Reviewed by Dennis Schwartz

Kevin Macdonald (“One Day in September”/”The Last King of Scotland”/”Touching The Void”) directs this informative and compelling documentary on the infamous World War II Nazi war criminal, Klaus Barbie, who was nicknamed The Butcher of Lyon. The monster earned that name in occupied France in Lyon, where he tortured to death during the war the Resistance leader Jean Moulin and arrested 44 Jewish children in an orphanage in 1944 (The children were later exterminated in Auschwitz) and was responsible for the deaths of at least a hundred others.

Macdonald doesn’t dwell on Barbie’s inhuman wartime crimes alone, but follows how the Butcher evaded capture for forty years after the war thanks to the U.S. government giving him cover with an alias, helping him to relocate to South America and hiring him to work for American Intelligence. He provided info on key Communists (he got info that helped in the arrest of CheGuevara). The Americans, such as CIA head Allen Dulles, believed the commies were a greater threat than the Nazis and secretly had at least 100 war criminals on the payroll to help them fight their war on Communism. They took on Barbie even though they knew he was despicable and was wanted in France as a war criminal. Macdonald shows a repugnance to both Barbie and to the U.S. government for supporting such an immoral program using unrepentant Nazis during the Cold War and being hypocritical about its belief in democracy.

Barbie was finally captured in 1987 in Bolivia (he had been living there since 1957 and it took a new left-wing government to act).
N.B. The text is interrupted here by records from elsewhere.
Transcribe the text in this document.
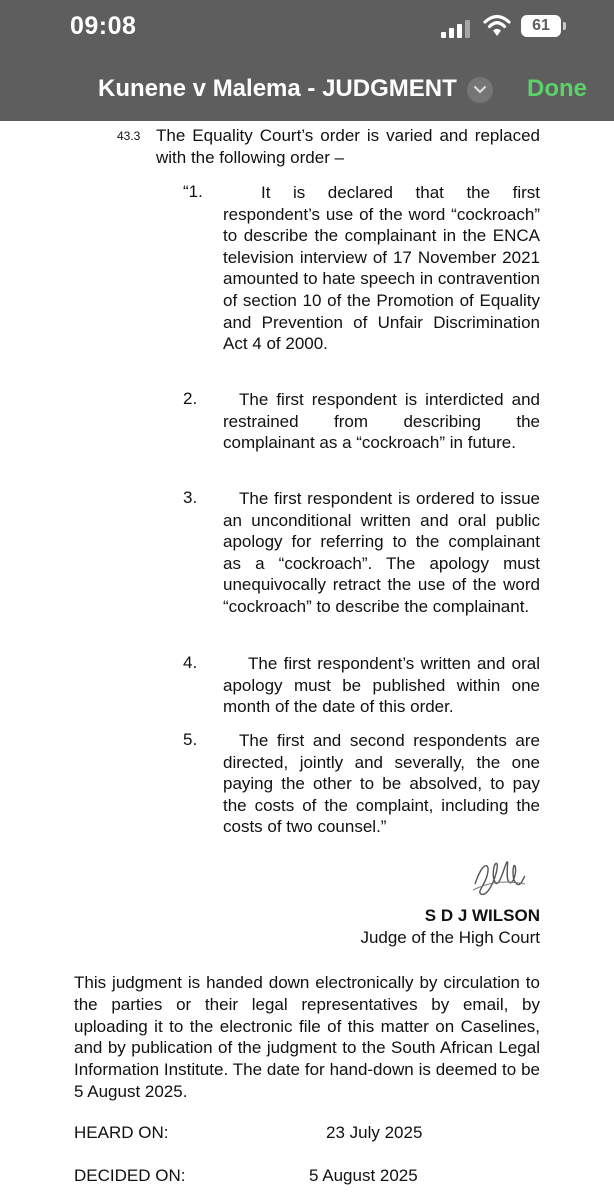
09:08	61
Kunene v Malema - JUDGMENT	Done
43.3 The Equality Court’s order is varied and replaced with the following order –
“1.	It is declared that the first respondent’s use of the word “cockroach” to describe the complainant in the ENCA television interview of 17 November 2021 amounted to hate speech in contravention of section 10 of the Promotion of Equality and Prevention of Unfair Discrimination Act 4 of 2000.
2.	The first respondent is interdicted and restrained from describing the complainant as a “cockroach” in future.
3.	The first respondent is ordered to issue an unconditional written and oral public apology for referring to the complainant as a “cockroach”. The apology must unequivocally retract the use of the word “cockroach” to describe the complainant.
4.	The first respondent’s written and oral apology must be published within one month of the date of this order.
5.	The first and second respondents are directed, jointly and severally, the one paying the other to be absolved, to pay the costs of the complaint, including the costs of two counsel.”
S D J WILSON
Judge of the High Court
This judgment is handed down electronically by circulation to the parties or their legal representatives by email, by uploading it to the electronic file of this matter on Caselines, and by publication of the judgment to the South African Legal Information Institute. The date for hand-down is deemed to be 5 August 2025.
HEARD ON:	23 July 2025
DECIDED ON:	5 August 2025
The elderly sadist went on trial in France. When asked at his trial if he had anything to say in his defense, Barbie replied “I fought the Resistance, that I respect, harshly, but it was war and the war is over. Thank you.” The Butcher was then sentenced to life in prison. He died in 1991 in prison from cancer.

The film has interviews (historians, Intelligence operatives and journalists) and archival footage of Barbie from the war and from the time when he was protected by the CIA. There’s a journalist who asks Barbie’s smug daughter Ute Messner, in denial that her father is a monster, how she feels being the daughter of a man who is commonly referred to as The Butcher of Lyon. She replies “that butchers may be upset by that association, since butchering is an honest profession.” She ends the interview by saying that her father was “a kind and peaceful man.”